2014901109
FAKULTAS KESEHATAN
2020
LAPORAN PENDAHULUAN
A. TINJAUAN KASUS
1. Pengertian
2. Etiologi
Menurut Badan POM (2011), Penyebab anemia yaitu:
1) Kurang mengkonsumsi makanan yang mengandung zat besi, vitamin B12,
asam folat, vitamin C, dan unsur-unsur yang diperlukan untuk
pembentukan sel darah merah.
2) Darah menstruasi yang berlebihan. Wanita yang sedang menstruasi rawan
terkena anemia karena kekurangan zat besi bila darah menstruasinya
banyak dan dia tidak memiliki cukup persediaan zat besi.

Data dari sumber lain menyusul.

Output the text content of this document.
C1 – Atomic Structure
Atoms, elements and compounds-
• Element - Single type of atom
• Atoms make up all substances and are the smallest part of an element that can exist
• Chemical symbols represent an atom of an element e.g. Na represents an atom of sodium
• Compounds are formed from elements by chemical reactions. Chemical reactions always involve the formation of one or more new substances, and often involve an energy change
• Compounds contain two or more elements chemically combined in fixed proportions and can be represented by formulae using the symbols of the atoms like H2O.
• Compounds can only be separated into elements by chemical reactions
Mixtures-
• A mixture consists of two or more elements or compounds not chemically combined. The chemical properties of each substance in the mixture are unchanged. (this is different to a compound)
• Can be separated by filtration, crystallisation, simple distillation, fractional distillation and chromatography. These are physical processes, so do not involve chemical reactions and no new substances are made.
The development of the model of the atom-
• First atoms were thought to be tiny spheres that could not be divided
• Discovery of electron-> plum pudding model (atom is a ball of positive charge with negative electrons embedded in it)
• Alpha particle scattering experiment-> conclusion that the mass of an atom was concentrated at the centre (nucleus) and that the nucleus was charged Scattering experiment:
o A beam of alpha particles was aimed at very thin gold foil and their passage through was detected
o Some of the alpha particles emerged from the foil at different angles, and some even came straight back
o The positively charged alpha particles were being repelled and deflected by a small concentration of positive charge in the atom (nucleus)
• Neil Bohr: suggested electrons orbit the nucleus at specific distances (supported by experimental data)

3) Kehamilan. Wanita yang hamil rawan terkena anemia karena janin
menyerap zat besi dan vitamin untuk pertumbuhannya.
4) Penyakit tertentu. Penyakit yang menyebabkan perdarahan terus-menerus
di saluran pencernaan seperti gastritis dan radang usus buntu dapat
menyebabkan anemia.
5) Obat-obatan tertentu. Beberapa jenis obat dapat menyebabkan perdarahan
lambung (aspirin, anti infl amasi, dll). Obat lainnya dapat menyebabkan
masalah dalam penyerapan zat besi dan vitamin (antasid, pil KB,
antiarthritis, dll).
6) Operasi pengambilan sebagian atau seluruh lambung (gastrektomi). Ini
dapat menyebabkan anemia karena tubuh kurang menyerap zat besi dan
vitamin B12.
7) Penyakit radang kronis seperti lupus, arthritis rematik, penyakit ginjal,
masalah pada kelenjar tiroid, beberapa jenis kanker dan penyakit lainnya
dapat menyebabkan anemia karena mempengaruhi proses pembentukan sel
darah merah.
Penyebab lain anemia dapat dikelompokan sebagai berikut :
1) Gangguan produksi eritrosit yang dapat terjadi karena:
a) Perubahan sintesa Hb yang dapat menimbulkan anemia difisiensi Fe,
Thalasemia, dan anemi infeksi kronik.
b) Perubahan sintesa DNA akibat kekurangan nutrien yang dapat
menimbulkan anemi pernisiosa dan anemi asam folat.
c) Fungsi sel induk (stem sel) terganggu , sehingga dapat menimbulkan
anemia aplastik dan leukemia.
d) Infiltrasi sumsum tulang, misalnya karena karsinoma.
2) Kehilangan darah
a) Akut karena perdarahan atau trauma atau kecelakaan yang terjadi
secara mendadak.
b) Kronis karena perdarahan pada saluran cerna atau menorhagia.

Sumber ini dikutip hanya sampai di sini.